Good luck in Europe, Matheus

A text about soccer, xenophobia and updates about my next book.

COLUMN

2/11/2025

Last Sunday, moving at the cautious pace imposed on me by being thirty-three years old, the demands from readers for the continuation of Magical Crimes, and the exhaustion of preparing eighteen meals for the family for the week, I sat down in front of the TV to drink a modest two Spaten beers and witness Cruzeiro's defeat.

Gabi, also known as Gabigol and, more rarely, to the dismay of his own birth certificate, Gabriel Barbosa, elbowed an opponent in the face and was sent off after the referee reviewed the VAR. The coach of the other team, Cuca, said in an interview that the incident was not decisive for Cruzeiro's defeat; these are postmodern times, I guess, and thinking twice before denying any obvious truth is just a waste of time.

After the match, our number 10 announced his desire to leave the club. Nothing against Cruzeiro; he wants to raise his child in Europe. "It's not you, it's me."

Despite the letdown, I wish Matheus Pereira a timely transfer in the coming weeks, to a place where he can rediscover the football he has long forgotten. But...

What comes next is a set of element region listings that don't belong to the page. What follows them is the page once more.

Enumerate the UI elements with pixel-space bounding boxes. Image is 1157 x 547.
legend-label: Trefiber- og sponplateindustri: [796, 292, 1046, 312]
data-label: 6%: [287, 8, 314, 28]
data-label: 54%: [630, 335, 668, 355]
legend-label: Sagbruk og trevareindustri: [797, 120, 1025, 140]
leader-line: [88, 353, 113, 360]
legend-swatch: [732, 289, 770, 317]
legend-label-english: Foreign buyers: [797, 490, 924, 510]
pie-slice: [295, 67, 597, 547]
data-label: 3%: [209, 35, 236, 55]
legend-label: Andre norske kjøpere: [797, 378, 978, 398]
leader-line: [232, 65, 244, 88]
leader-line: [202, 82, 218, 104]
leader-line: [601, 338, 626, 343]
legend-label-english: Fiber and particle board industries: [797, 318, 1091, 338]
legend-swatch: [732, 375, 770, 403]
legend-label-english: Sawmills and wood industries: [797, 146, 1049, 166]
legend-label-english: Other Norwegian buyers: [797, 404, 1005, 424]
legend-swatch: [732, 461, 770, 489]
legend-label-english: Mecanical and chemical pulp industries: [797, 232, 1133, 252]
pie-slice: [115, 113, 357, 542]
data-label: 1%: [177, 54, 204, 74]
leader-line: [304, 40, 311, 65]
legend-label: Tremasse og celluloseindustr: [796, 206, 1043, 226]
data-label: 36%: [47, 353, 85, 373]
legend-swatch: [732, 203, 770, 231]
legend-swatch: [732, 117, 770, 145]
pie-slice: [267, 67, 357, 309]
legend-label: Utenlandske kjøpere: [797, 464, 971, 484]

But, of course, if you're even minimally attentive to the news, you might be thinking about something specific.

I'm thinking about it too, but the fact is that Matheus Pereira's child will have enough money not to suffer the hardships imposed by European xenophobia, less timid each year, on those trying to alleviate the woes left as a legacy by their own colonization, the Europeans, on the periphery of capitalism. And this is good news for the family.

However, if the economic contradictions of the system intensify (as sure as the sun will rise in the east), I hope for the return of our number ten to the best possible place for any Brazilian: Brazil. Here, we still have to deal with Bolsonarism, it's true, but no amount of money will make the followers of the Swiss People's Party, France's National Front, Fidesz, or Germany's Alternative for Germany, the same one Elon Musk supports, see humanity in people like us.

But this reasoning requires some assumptions. And I have no idea if Matheus Pereira has them. I mean: are there no Brazilian immigrants who support Donald Trump, discovering, surprised, that they are irredeemably Latino, despite the color of their skin?

As I said: this reasoning requires some assumptions. Without them, you are just someone very confused, for whom the world does not seem to make sense, discontented with "all this that is out there."

It was thinking about these things that I realized the Sunday of defeat had ended. I still tried to review a bit more of Magical Crimes Part 2, a book already completed with its 300 A4 pages and 87,000 words, but everything is always bad when Cruzeiro loses. I closed the file, unable to progress, and went to sleep with the certainty that two Spatens don't harm anyone.